Bize göre kişi ancak büyük bir makama gelince büyük iş yapabilir. “Beni bakan, patron yapsalar bak neler yaparım” diye boş lakırdılar ederiz. Halbuki işin küçüğü büyüğü olmaz. Küçük işi önemseyip en güzel şekilde yapanlar daha büyüğünü yapmaya layık olur. En büyük iş, şu anda önümüzde bizi bekleyen iştir.
Hepimizin yaşadığı sıkıntılardan bazılarına değindik. Peki, saydığımız bütün bu yaygın sorunların ortak paydası nedir? Hepsi nefsimize kapılmaktan, Allah ve Rasulü’nün yolundan uzaklaşmaktan doğan sorunlardır. Bizim meselemiz teknolojiye, paraya, topa tüfeğe sahip olmamak değil, kulluk ahlâkına sahip olmamak...

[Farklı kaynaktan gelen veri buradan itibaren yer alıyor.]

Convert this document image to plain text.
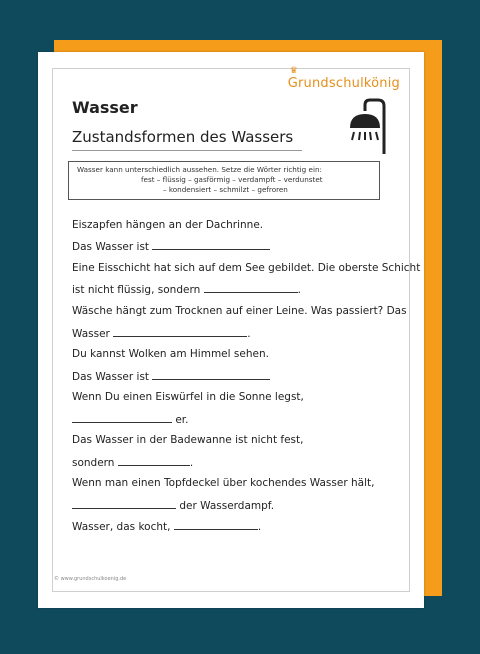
♛
Grundschulkönig
Wasser
Zustandsformen des Wassers
Wasser kann unterschiedlich aussehen. Setze die Wörter richtig ein:
fest – flüssig – gasförmig – verdampft – verdunstet
– kondensiert – schmilzt – gefroren
Eiszapfen hängen an der Dachrinne.
Das Wasser ist
Eine Eisschicht hat sich auf dem See gebildet. Die oberste Schicht
ist nicht flüssig, sondern	.
Wäsche hängt zum Trocknen auf einer Leine. Was passiert? Das
Wasser	.
Du kannst Wolken am Himmel sehen.
Das Wasser ist
Wenn Du einen Eiswürfel in die Sonne legst,
er.
Das Wasser in der Badewanne ist nicht fest,
sondern	.
Wenn man einen Topfdeckel über kochendes Wasser hält,
der Wasserdampf.
Wasser, das kocht,	.
© www.grundschulkoenig.de
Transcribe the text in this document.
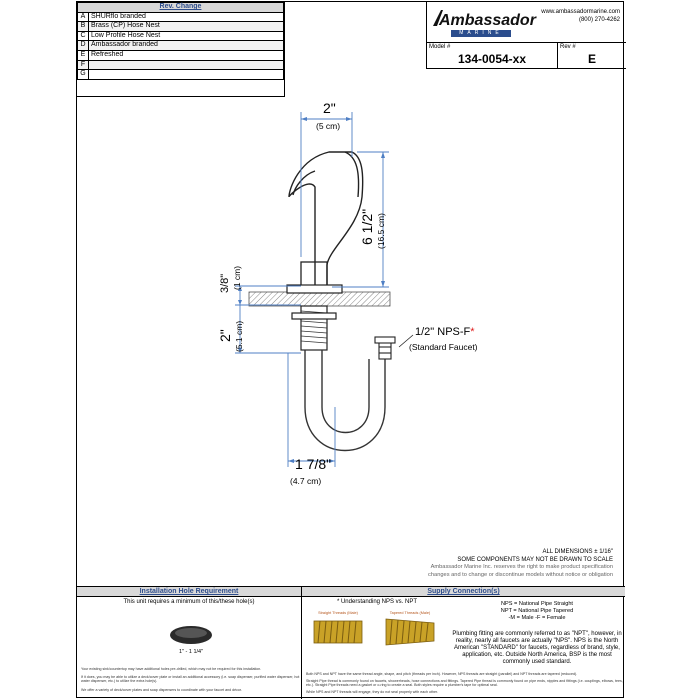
Rev. Change	
A	SHURflo branded
B	Brass (CP) Hose Nest
C	Low Profile Hose Nest
D	Ambassador branded
E	Refreshed
F	
G	
Ambassador
MARINE
www.ambassadormarine.com
(800) 270-4262
Model #
134-0054-xx
Rev #
E
2"
(5 cm)
6 1/2" (16.5 cm)
3/8" (1 cm)
2" (5.1 cm)
1 7/8"
(4.7 cm)
1/2" NPS-F*
(Standard Faucet)
ALL DIMENSIONS ± 1/16"
SOME COMPONENTS MAY NOT BE DRAWN TO SCALE
Ambassador Marine Inc. reserves the right to make product specification
changes and to change or discontinue models without notice or obligation
Installation Hole Requirement
This unit requires a minimum of this/these hole(s)
1" - 1 1/4"
Your existing sink/countertop may have additional holes pre-drilled, which may not be required for this installation.
If it does, you may be able to utilize a deck/cover plate or install an additional accessory (i.e. soap dispenser, purified water dispenser, hot water dispenser, etc.) to utilize the extra hole(s).
We offer a variety of deck/cover plates and soap dispensers to coordinate with your faucet and décor.
Supply Connection(s)
* Understanding NPS vs. NPT
Straight Threads (Male)	Tapered Threads (Male)
NPS = National Pipe Straight
NPT = National Pipe Tapered
-M = Male -F = Female
Plumbing fitting are commonly referred to as "NPT", however, in reality, nearly all faucets are actually "NPS". NPS is the North American "STANDARD" for faucets, regardless of brand, style, application, etc. Outside North America, BSP is the most commonly used standard.
Both NPS and NPT have the same thread angle, shape, and pitch (threads per inch). However, NPS threads are straight (parallel) and NPT threads are tapered (reduced).
Straight Pipe thread is commonly found on faucets, showerheads, hose connections and fittings. Tapered Pipe thread is commonly found on pipe ends, nipples and fittings (i.e. couplings, elbows, tees, etc.). Straight Pipe threads need a gasket or o-ring to create a seal. Both styles require a plumber's tape for optimal seal.
While NPS and NPT threads will engage, they do not seal properly with each other.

Bilelim ki sokağa, işyerine, otobüse, okula uğramayan ahlâk, ahlâk değildir. Ticareti, siyaseti, işi ayrı; ahlâkı ayrı görme hastalığını bir kenara bırakalım. Allah’ın istediği gibi bir kul olmaya azmedelim.
Ahlâkımız işimiz olsun ki işimiz de gücümüz olsun.